Les relations avec les pays de l'Est deviennent plus difficiles. D'abord, il y a l'affaire Favag. Cette société neuchâtelloise achète aux États-Unis deux appareils de mesure hautement sophistiqués, des micro-aligneurs, qui, arrivés en Suisse, sont pris en charge par un réseau de trafiquants et réexportés en direction de la Tchécoslovaquie. Ces pratiques ne relèvent pas du Code pénal, mais les douanes helvétiques, abusées par de faux certificats, prononcent de lourdes amendes pour sanctionner ces pratiques.

Entre-temps, le Conseil fédéral se fâche contre l'agence de presse soviétique Novosti. Elle est accusée de s'ingérer dans les affaires intérieures du pays, et, notamment, d'avoir soutenu des manifestations pacifistes. Son bureau de Berne est fermé, et le responsable de l'officine, Alexi Dumov, expulsé. Le numéro deux de l'ambassade de l'URSS à Berne, Leonid Ovtchinnikov, part discrètement « en vacances », mais ne reviendra pas.

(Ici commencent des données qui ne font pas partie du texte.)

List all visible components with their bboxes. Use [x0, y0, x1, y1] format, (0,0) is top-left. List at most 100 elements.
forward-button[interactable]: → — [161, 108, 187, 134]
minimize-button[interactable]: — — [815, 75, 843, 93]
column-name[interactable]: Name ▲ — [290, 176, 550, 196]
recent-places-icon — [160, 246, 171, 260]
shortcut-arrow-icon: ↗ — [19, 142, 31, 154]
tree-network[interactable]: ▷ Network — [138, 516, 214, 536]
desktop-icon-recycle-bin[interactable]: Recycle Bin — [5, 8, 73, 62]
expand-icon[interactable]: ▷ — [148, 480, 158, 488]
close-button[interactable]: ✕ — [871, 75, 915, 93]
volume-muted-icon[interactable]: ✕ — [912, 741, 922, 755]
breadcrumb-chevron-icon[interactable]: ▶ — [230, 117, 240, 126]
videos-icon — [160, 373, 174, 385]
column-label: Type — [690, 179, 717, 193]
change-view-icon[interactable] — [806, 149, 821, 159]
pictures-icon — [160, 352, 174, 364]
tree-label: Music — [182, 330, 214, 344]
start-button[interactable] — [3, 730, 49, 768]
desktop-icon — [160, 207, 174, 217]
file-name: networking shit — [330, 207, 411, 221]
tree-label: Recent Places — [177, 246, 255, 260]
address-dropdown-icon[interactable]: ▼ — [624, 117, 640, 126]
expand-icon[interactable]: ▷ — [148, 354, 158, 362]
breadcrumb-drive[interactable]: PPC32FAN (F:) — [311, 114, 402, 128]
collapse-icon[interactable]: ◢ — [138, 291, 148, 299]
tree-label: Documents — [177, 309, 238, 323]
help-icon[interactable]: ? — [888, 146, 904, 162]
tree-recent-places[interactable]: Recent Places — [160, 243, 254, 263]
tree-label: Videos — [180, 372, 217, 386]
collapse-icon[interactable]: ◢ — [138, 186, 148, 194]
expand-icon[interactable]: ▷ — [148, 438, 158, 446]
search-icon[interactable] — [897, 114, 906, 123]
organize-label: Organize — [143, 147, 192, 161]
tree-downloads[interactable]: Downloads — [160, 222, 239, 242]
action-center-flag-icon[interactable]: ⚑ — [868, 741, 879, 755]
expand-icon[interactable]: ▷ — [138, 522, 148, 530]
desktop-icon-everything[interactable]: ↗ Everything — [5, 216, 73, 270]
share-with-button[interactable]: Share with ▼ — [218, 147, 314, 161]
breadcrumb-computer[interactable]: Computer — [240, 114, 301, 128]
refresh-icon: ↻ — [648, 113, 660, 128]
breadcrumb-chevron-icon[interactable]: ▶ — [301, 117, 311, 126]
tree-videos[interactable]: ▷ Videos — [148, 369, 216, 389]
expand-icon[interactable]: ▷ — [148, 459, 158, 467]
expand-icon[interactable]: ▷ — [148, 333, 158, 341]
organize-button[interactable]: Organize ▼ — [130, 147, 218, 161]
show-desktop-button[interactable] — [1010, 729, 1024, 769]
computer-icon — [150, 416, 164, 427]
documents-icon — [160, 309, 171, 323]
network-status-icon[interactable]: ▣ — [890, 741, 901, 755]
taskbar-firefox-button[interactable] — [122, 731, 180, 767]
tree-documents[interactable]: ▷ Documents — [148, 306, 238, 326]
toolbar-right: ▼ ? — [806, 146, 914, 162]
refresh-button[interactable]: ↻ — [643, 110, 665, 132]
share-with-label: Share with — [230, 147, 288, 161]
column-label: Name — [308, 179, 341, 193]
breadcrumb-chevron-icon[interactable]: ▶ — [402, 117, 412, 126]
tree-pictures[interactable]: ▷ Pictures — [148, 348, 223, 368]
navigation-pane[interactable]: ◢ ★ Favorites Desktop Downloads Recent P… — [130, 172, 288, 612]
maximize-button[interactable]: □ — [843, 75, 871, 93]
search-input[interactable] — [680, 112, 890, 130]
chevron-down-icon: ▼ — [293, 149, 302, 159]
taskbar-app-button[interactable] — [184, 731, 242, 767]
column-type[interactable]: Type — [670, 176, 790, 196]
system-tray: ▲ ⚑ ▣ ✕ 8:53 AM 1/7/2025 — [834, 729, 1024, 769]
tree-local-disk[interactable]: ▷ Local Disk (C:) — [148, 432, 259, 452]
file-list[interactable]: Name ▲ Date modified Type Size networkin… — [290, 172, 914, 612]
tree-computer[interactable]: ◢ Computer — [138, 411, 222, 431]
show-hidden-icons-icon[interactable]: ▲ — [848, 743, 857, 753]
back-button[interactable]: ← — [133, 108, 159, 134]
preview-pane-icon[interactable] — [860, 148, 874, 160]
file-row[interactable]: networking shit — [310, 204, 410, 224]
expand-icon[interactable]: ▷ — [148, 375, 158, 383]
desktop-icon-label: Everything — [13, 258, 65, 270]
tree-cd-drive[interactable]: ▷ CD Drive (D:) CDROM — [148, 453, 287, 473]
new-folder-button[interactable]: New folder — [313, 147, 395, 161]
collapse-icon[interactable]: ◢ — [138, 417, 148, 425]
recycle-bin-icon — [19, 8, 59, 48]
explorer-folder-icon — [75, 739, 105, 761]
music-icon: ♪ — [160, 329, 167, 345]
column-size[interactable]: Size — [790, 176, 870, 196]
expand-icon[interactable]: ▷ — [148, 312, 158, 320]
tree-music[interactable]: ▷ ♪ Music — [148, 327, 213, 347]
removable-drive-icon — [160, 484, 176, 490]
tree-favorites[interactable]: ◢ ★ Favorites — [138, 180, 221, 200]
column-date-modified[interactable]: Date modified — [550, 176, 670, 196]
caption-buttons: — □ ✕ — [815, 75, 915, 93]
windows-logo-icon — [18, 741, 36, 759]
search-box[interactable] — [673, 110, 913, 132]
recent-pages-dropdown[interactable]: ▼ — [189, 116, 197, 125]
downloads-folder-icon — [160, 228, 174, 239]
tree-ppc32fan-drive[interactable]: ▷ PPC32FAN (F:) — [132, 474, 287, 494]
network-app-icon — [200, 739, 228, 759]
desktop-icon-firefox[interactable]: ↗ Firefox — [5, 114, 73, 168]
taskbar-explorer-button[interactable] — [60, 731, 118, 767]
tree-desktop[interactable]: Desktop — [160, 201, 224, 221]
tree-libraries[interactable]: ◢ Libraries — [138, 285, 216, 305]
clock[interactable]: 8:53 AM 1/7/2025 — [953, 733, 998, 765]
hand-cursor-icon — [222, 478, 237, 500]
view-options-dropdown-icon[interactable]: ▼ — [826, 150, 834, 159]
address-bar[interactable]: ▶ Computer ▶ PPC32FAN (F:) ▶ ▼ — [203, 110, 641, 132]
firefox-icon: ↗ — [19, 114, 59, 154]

Un soldat de l'Armée rouge met le gouvernement et le CICR dans l'embarras, le 8 juillet. Il s'appelle Youri Vachtchenko. Il est l'un des huit militaires faits prisonniers par les Afghans, et que, sous le patronage de la Croix-Rouge, la Suisse a accepté de recueillir pour un internement provisoire. Or, Vachtchenko s'enfuit et réapparaît en République fédérale allemande, où il demande l'asile politique. La question gênante qui se pose est, dès lors, de savoir si Berne a promis à Moscou de lui rendre des hommes qui n'ont aucune envie de revoir l'URSS, et qui, peut-être, y seront considérés comme des déserteurs ou des opposants.

Problèmes avec Washington

Les relations diplomatiques se tendent aussi, et de manière assez brutale, avec les États-Unis. Deux incidents sérieux opposent Berne et Washington, en septembre. Les Américains accusent une société dont le siège est à Zoug, Marc Rich, d'avoir fait, sur leur propre territoire, des affaires plus que douteuses. Ils parlent de fraudes fiscales énormes, de commerce avec l'ennemi (c'est-à-dire de pétrole acheté à l'Iran de Khomeyni), d'escroqueries et de faux. Ils exigent la production de documents que la Suisse refuse, arguant qu'il faut d'abord établir, en suivant la procédure prévue par le traité d'entraide judiciaire, s'il s'agit véritablement de délits punissables de ce côté-ci de l'Atlantique. Chacun des deux gouvernements semble exaspéré par les prétentions de l'autre, quand le Département américain des Transports soulève un nouveau lièvre et accuse Swissair de détenir un quasi-monopole dans les transports aériens entre la Suisse et les États-Unis. Le géant et le nain se défient du regard : il faudra beaucoup de temps, sans aucun doute, pour réconcilier deux souverainetés blessées.